I think "matsuba gani" is one of several fancy "brand names" applied to snow crab (standard name: "zuwai gani").
"Echizen gani" is also snow crab, and the very small female snow crabs are sometimes sold as "seko/seiko gani". These females have something called "uchiko" inside (undevelped eggs or something?? <NSS>) with a very rich taste, fairly close to either sea urchin.
Unless you're an expert I don't think you can visually distinguish a permium snow crab from a mediocre-tasting one. I've had good snow crab that someone brought us from Quebec.

Though I have never had it, I've seen TV shows where freshwater crabs ("mokuzu gani" or "mozuku gani") are being caught and consumed locally. "mokuzu" refers to the tufts of algae on their claws.
The "Shanghai crab" is also a similar freshwater species that comes in from China August ~ September ish.
There are also the "sawagani" or creek crabs. You can catch these out in the suburbs, etc. I've not eaten these but I've seen them in restaurants and supermarkets deep-fried in oil ("kara-age" not tempura).

I have also wondered whether the "soft-shelled" concept could be extended to other crustaceans (i.e. soft-shell lobster, king crab, tiger shrimp, shako[mantis shrimp], etc.)
I saw Iron Chef Morimoto make "drunken shrimp" using spiny lobsters and throwing them in a whole keg of sake. That might be neat to try on a king crab as well.
 
Whoa, Kiyo you really know your stuff!
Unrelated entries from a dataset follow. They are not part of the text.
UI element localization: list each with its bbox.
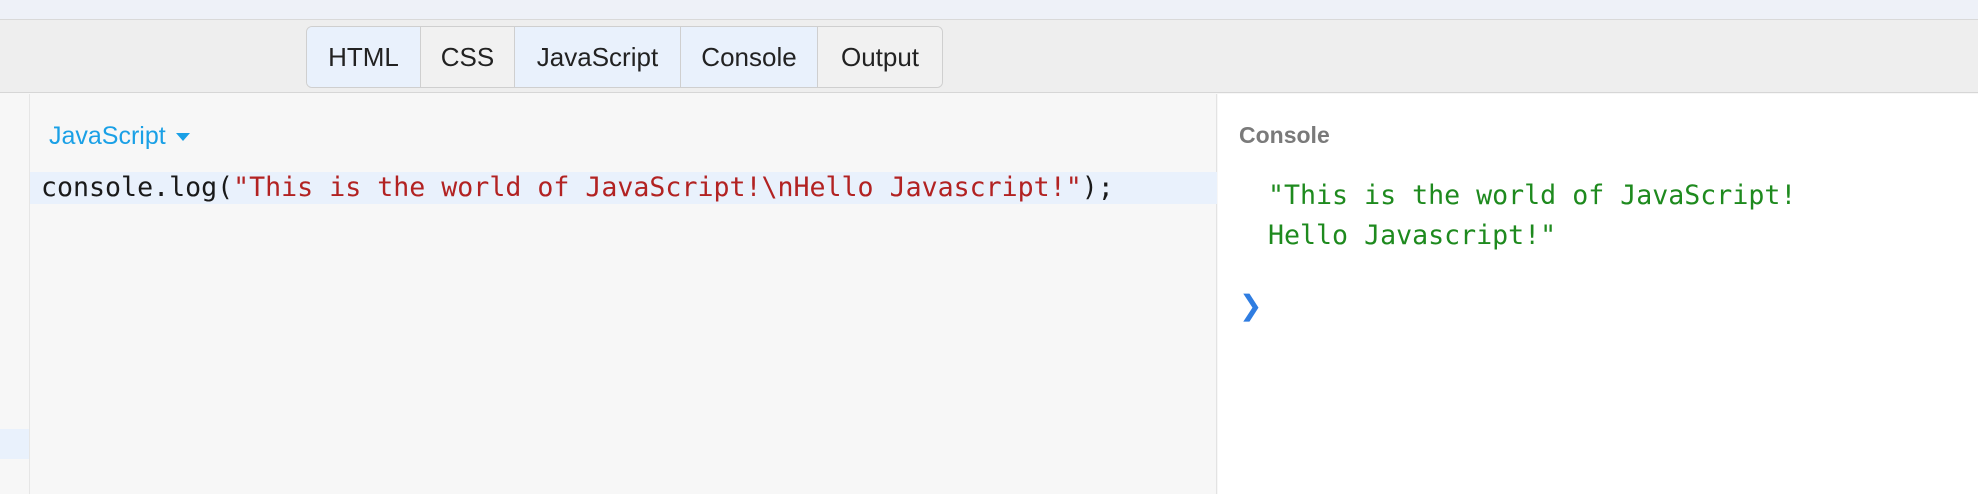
code-string-literal: "This is the world of JavaScript!\nHello… [233,172,1082,203]
console-prompt-icon[interactable]: ❯ [1239,289,1262,322]
panel-tabs: HTML CSS JavaScript Console Output [306,26,943,88]
tab-javascript[interactable]: JavaScript [515,27,681,87]
code-call-end: ); [1081,172,1114,203]
chevron-down-icon [175,132,190,141]
language-selector[interactable]: JavaScript [49,122,190,151]
javascript-editor-pane[interactable]: JavaScript console.log("This is the worl… [30,94,1217,494]
gutter-active-line-marker [0,429,29,459]
console-output-line: "This is the world of JavaScript! [1268,180,1797,211]
code-call: console.log( [41,172,234,203]
console-output: "This is the world of JavaScript! Hello J… [1268,176,1796,256]
code-line[interactable]: console.log("This is the world of JavaSc… [30,172,1217,204]
console-output-line: Hello Javascript!" [1268,220,1557,251]
top-strip [0,0,1978,20]
console-title: Console [1239,122,1330,148]
toolbar: HTML CSS JavaScript Console Output [0,20,1978,93]
console-pane: Console "This is the world of JavaScript… [1218,94,1978,494]
tab-css[interactable]: CSS [421,27,515,87]
tab-html[interactable]: HTML [307,27,421,87]
tab-output[interactable]: Output [818,27,942,87]
tab-console[interactable]: Console [681,27,818,87]
language-selector-label: JavaScript [49,122,166,150]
So it sounds like in addition to names representing the different varieties of crabs, there are also names that just represent the quality level? Pretty complex. Is it possible that matsuba gani are really a different variety from snow crabs, there just isn't any name for them in English? I was cooking some fish that was labelled "flounder" at my local grocer, but my wife told me it was different from "hirame" -- hirame has eyes on one specific side, whereas the fish I was cooking apparently has eyes on the other. In english they're all flounder, but in Japanese there were specific names for each one.
 
Very informative, thanks for the heads-up Kiyo. Your comment "I did see a king crab in a tank in Chinatown (New York) recently but otherwise I don't think I've seen live king crab (i.e. raw unfrozen king crab) in the U.S." intrigues me... I would love to see a live King someday, that sounds like it would be quite an attraction considering how deep the waters are from which they come from.
:)
 
蟹満寺

An example of pagan ways of respecting food ingredients, which is ludicrous to proud atheists:

NHK news

Crab Memorial Held in Kyoto​

Moving on to the ancient Japanese capital of Kyoto where fishermen and chefs paid their respects to the souls of crabs in a memorial service at a Buddhist temple.
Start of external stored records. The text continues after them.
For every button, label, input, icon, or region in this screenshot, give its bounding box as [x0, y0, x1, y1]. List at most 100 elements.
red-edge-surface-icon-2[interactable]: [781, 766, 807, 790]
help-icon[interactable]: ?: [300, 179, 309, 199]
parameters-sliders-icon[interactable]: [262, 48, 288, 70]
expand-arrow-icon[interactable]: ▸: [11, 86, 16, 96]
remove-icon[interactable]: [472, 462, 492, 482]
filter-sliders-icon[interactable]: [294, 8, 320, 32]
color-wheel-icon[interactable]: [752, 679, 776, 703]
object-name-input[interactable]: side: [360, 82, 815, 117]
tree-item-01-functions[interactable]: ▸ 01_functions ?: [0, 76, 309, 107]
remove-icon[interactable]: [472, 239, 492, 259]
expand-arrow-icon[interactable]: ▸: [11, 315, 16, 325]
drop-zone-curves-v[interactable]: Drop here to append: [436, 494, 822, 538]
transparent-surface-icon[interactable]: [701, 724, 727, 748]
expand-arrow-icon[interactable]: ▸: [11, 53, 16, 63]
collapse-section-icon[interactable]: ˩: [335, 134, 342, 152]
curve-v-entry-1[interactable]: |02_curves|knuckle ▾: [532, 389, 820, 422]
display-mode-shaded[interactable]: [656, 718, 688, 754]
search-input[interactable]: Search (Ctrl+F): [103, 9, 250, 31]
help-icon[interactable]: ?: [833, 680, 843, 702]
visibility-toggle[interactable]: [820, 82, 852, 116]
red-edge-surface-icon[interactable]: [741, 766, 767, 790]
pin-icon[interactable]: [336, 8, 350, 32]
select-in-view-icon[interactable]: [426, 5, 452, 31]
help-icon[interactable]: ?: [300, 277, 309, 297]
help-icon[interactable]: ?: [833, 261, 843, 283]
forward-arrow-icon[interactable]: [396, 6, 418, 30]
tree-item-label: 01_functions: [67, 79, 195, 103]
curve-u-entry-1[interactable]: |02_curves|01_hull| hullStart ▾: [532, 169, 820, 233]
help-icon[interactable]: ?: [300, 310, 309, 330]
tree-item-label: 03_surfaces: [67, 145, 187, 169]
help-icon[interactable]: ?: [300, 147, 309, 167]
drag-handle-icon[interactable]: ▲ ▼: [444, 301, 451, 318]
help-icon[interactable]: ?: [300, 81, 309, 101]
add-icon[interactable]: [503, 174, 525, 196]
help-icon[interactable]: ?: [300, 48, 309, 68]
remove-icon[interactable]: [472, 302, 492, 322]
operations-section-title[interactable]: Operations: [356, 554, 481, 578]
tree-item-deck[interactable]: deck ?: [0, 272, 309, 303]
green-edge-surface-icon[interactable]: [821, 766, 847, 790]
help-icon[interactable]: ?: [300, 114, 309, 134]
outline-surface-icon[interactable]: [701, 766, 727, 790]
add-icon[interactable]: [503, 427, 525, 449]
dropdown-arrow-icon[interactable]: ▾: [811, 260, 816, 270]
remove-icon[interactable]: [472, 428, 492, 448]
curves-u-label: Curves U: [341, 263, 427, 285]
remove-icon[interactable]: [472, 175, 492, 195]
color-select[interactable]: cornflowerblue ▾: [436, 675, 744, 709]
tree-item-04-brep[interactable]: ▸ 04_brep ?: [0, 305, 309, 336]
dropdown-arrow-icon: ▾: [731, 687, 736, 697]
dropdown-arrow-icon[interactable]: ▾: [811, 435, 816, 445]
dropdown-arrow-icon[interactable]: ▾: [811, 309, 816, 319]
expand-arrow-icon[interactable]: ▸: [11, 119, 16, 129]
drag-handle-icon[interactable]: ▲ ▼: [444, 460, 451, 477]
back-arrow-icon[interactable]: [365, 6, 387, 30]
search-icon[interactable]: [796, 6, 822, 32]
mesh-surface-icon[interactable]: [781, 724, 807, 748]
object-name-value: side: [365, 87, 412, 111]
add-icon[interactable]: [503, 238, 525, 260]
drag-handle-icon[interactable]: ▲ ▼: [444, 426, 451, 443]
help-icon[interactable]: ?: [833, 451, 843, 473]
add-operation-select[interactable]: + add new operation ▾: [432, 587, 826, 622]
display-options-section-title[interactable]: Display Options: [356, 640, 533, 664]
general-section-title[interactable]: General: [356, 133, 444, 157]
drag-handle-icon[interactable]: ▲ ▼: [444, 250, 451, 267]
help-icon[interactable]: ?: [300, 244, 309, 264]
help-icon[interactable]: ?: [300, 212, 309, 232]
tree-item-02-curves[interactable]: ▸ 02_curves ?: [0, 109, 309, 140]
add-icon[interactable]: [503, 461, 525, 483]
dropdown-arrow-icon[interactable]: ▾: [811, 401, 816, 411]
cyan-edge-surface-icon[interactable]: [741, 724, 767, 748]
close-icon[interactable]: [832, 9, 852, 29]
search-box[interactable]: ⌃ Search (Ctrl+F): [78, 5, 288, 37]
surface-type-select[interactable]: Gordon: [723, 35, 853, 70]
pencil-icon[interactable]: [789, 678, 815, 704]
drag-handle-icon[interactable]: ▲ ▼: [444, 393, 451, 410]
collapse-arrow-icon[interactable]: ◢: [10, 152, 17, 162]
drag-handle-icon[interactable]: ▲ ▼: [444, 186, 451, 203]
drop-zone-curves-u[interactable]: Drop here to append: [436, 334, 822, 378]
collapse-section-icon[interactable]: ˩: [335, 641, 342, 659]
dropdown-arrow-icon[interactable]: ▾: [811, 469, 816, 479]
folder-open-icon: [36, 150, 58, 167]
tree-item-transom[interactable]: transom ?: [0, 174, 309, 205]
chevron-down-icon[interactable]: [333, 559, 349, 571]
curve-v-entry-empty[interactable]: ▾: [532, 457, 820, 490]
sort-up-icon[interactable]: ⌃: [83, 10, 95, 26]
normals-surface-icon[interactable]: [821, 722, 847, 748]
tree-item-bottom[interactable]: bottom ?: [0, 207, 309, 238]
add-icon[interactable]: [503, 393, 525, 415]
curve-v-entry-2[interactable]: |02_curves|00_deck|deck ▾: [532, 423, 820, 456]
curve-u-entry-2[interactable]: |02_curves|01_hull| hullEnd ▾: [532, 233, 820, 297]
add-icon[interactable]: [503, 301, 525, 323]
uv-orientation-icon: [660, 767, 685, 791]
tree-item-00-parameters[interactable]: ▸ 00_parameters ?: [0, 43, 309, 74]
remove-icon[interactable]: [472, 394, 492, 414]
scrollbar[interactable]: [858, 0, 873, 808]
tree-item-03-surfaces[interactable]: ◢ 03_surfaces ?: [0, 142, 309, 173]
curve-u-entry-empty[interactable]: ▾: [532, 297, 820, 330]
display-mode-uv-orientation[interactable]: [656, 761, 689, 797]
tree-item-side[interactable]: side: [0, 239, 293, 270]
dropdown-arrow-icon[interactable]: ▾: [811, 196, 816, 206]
People who work in crab restaurants or in the fishing industry all over Japan, come to Kanimanji temple each year to offer prayers of appreciation to the crabs that help them earn a living.

Legend has it that a young Buddhist woman rescued a crab, who in turn saved her from a snake.

After the service, live freshwater crabs were released into a nearby spring.
Links
 
Hi,

* I refer you to the page that has more crab pictures:
www.pref.aichi.jp/shokuhinkensa/z_sakana/20202211.html
It's Japanese but the pics are labeled "Zuwaigani" etc. in English.
You can verify there that the scientific name is _Chionoecetes opilio_ (it's misspelt "Cb~" on this page) and this you can see is "snow crab".

* On the flatfish controversy, in the NY area they pass off "fluke" (Paralichthys dentatus) as _hirame_ (Paralichthys olivaceus, "bastard halibut").
* As for how to distinguish a _hirame_ (fluke/halibut) from a _karei_ (flounder)
There is a saying "_hidari hirame ni migi karei_" which means that when you orient the fish "normally" (on its stomach and so the jaws are below its eyes) the eyes of the _hirame_ will be on the Left Hand Side of you.
HIRAME <--- Eyes Left _00==<
KAREI >==00_ Eyes right -->
Or at least I think that's correct.

* This rule is not ironclad, and some _karei_ break the right-eye rule.
Also although flounder is generally considered inferior fish,
there are rule-breaker _karei_ (I think hoshi garei etc.) to that as well.